While Obama, Chris Christie and Michael Bloomberg badly mismanaged the hurricane response, Donald J. Trump, then still a private citizen, opened Trump Hotel & Tower to hurricane refugees.
Obama meanwhile flew in, got a photo op with a grieving woman that made all the papers, and then when she asked for the help that had been promised her, got a form letter from the White House.
Pete Souza, Obama’s court photog, recently reposted his version of Stalin’s Engelsina Markizova photo on social media to bash Trump. Like Engelsina, the fate of the real woman in the propaganda shot was forgotten.
Did Obama’s incompetence kill 20,000 people?

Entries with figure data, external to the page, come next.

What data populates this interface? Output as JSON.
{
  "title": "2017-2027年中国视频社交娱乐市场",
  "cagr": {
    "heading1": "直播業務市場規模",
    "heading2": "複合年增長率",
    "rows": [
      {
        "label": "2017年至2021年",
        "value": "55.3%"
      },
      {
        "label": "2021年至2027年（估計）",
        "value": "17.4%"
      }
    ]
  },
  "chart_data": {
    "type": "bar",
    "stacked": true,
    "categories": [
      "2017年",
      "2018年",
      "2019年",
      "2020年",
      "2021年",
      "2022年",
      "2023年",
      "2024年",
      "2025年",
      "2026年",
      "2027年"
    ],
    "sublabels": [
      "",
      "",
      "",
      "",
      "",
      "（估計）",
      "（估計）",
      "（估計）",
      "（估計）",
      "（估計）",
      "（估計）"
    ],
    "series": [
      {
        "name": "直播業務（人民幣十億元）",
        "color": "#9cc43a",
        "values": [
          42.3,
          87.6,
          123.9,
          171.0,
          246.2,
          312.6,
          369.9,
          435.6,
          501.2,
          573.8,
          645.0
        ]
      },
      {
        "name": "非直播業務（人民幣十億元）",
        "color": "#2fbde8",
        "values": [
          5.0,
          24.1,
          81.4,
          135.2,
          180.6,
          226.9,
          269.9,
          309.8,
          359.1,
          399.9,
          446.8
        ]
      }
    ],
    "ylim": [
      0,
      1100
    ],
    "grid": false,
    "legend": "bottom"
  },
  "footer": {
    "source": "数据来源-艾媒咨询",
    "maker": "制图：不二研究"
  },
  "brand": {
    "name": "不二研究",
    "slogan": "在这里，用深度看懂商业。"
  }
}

Local governments are responsible for responding to natural disasters. New York City, like Puerto Rico, had a deeply dysfunctional local government that could barely figure out how to boil water. Manhattan lost power because one of its major power plants was sitting right on the water. Puerto Rico’s setup was even more dysfunctional. Neither of those were the fault of the Federal government.

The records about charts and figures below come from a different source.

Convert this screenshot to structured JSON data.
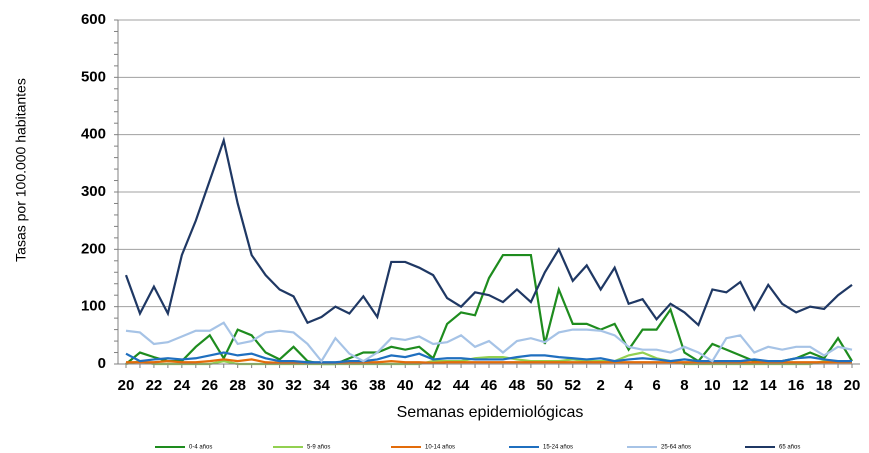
{
  "chart_data": {
    "type": "line",
    "y_label": "Tasas por 100.000 habitantes",
    "x_label": "Semanas epidemiológicas",
    "categories": [
      "20",
      null,
      "22",
      null,
      "24",
      null,
      "26",
      null,
      "28",
      null,
      "30",
      null,
      "32",
      null,
      "34",
      null,
      "36",
      null,
      "38",
      null,
      "40",
      null,
      "42",
      null,
      "44",
      null,
      "46",
      null,
      "48",
      null,
      "50",
      null,
      "52",
      null,
      "2",
      null,
      "4",
      null,
      "6",
      null,
      "8",
      null,
      "10",
      null,
      "12",
      null,
      "14",
      null,
      "16",
      null,
      "18",
      null,
      "20"
    ],
    "ylim": [
      0,
      600
    ],
    "yticks": [
      0,
      100,
      200,
      300,
      400,
      500,
      600
    ],
    "grid": true,
    "legend": "bottom",
    "series": [
      {
        "name": "0-4 años",
        "color": "#1e8c1e",
        "values": [
          0,
          20,
          12,
          5,
          5,
          30,
          50,
          10,
          60,
          50,
          20,
          8,
          30,
          5,
          0,
          0,
          10,
          20,
          20,
          30,
          25,
          30,
          10,
          70,
          90,
          85,
          150,
          190,
          190,
          190,
          35,
          130,
          70,
          70,
          60,
          70,
          25,
          60,
          60,
          95,
          20,
          5,
          35,
          25,
          15,
          5,
          0,
          5,
          10,
          20,
          10,
          45,
          5
        ]
      },
      {
        "name": "5-9 años",
        "color": "#92d050",
        "values": [
          0,
          5,
          0,
          0,
          0,
          0,
          0,
          5,
          0,
          0,
          0,
          0,
          0,
          0,
          0,
          0,
          0,
          0,
          0,
          0,
          0,
          0,
          5,
          5,
          5,
          10,
          12,
          12,
          8,
          5,
          5,
          5,
          8,
          5,
          5,
          5,
          15,
          20,
          10,
          5,
          0,
          0,
          0,
          0,
          0,
          0,
          0,
          0,
          0,
          0,
          5,
          5,
          5
        ]
      },
      {
        "name": "10-14 años",
        "color": "#e36c0a",
        "values": [
          3,
          3,
          3,
          5,
          3,
          3,
          5,
          8,
          5,
          8,
          3,
          2,
          2,
          2,
          2,
          2,
          3,
          3,
          3,
          5,
          3,
          3,
          2,
          3,
          3,
          3,
          3,
          3,
          3,
          3,
          3,
          3,
          3,
          3,
          3,
          3,
          3,
          3,
          3,
          3,
          3,
          3,
          3,
          3,
          3,
          3,
          3,
          3,
          3,
          3,
          3,
          3,
          3
        ]
      },
      {
        "name": "15-24 años",
        "color": "#1f6fbf",
        "values": [
          18,
          5,
          8,
          10,
          8,
          10,
          15,
          20,
          15,
          18,
          10,
          5,
          5,
          3,
          3,
          3,
          5,
          5,
          8,
          15,
          12,
          18,
          8,
          10,
          10,
          8,
          8,
          8,
          12,
          15,
          15,
          12,
          10,
          8,
          10,
          5,
          8,
          10,
          8,
          5,
          8,
          5,
          5,
          5,
          5,
          8,
          5,
          5,
          10,
          12,
          8,
          5,
          5
        ]
      },
      {
        "name": "25-64 años",
        "color": "#a6c3e6",
        "values": [
          58,
          55,
          35,
          38,
          48,
          58,
          58,
          72,
          35,
          40,
          55,
          58,
          55,
          35,
          5,
          45,
          18,
          5,
          20,
          45,
          42,
          48,
          35,
          38,
          50,
          30,
          40,
          20,
          40,
          45,
          38,
          55,
          60,
          60,
          58,
          50,
          30,
          25,
          25,
          20,
          30,
          20,
          5,
          45,
          50,
          20,
          30,
          25,
          30,
          30,
          15,
          30,
          25
        ]
      },
      {
        "name": "65 años",
        "color": "#1f3864",
        "values": [
          155,
          88,
          135,
          88,
          190,
          250,
          320,
          390,
          280,
          190,
          155,
          130,
          118,
          72,
          82,
          100,
          88,
          118,
          82,
          178,
          178,
          168,
          155,
          115,
          100,
          125,
          120,
          108,
          130,
          108,
          160,
          200,
          145,
          172,
          130,
          168,
          105,
          113,
          78,
          105,
          90,
          68,
          130,
          125,
          143,
          95,
          138,
          105,
          90,
          100,
          96,
          120,
          138
        ]
      }
    ]
  }
}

FEMA usually mishandles every natural disaster. Politicians usually fly in for the photo ops. The gargantuan aid bill inevitably dumps most of the money into assorted pork for the politically connected.
Statistical spikes are suggestive, but not certain. The elderly and people with serious medical problems are the most likely to be affected by power outages, hospital shutdowns and other problems caused by natural disasters. But they’re also the most at risk even without the occurrence of a natural disaster.
The media is selling a lie. And it knows that it’s selling a lie.
Its fake outrage over the inflated Puerto Rico death toll is the very definition of fake news.
When a Republican is in the White House, the media inflates the death toll and blasts the response. When a Democrat is in the White House, the media minimizes the death toll and praises the response.
The media’s attacks on President Trump over Puerto Rico aren’t journalism, they’re messaging.
But while the media is entitled to its own biases, it isn’t entitled to its own standards. If it wants to use the expanded numbers for Hurricane Maria in Puerto Rico, it’s going to have to use them for Sandy too.
If it wants to blame Trump for 3,000 dead, Obama is going to be blamed for 20,000 dead.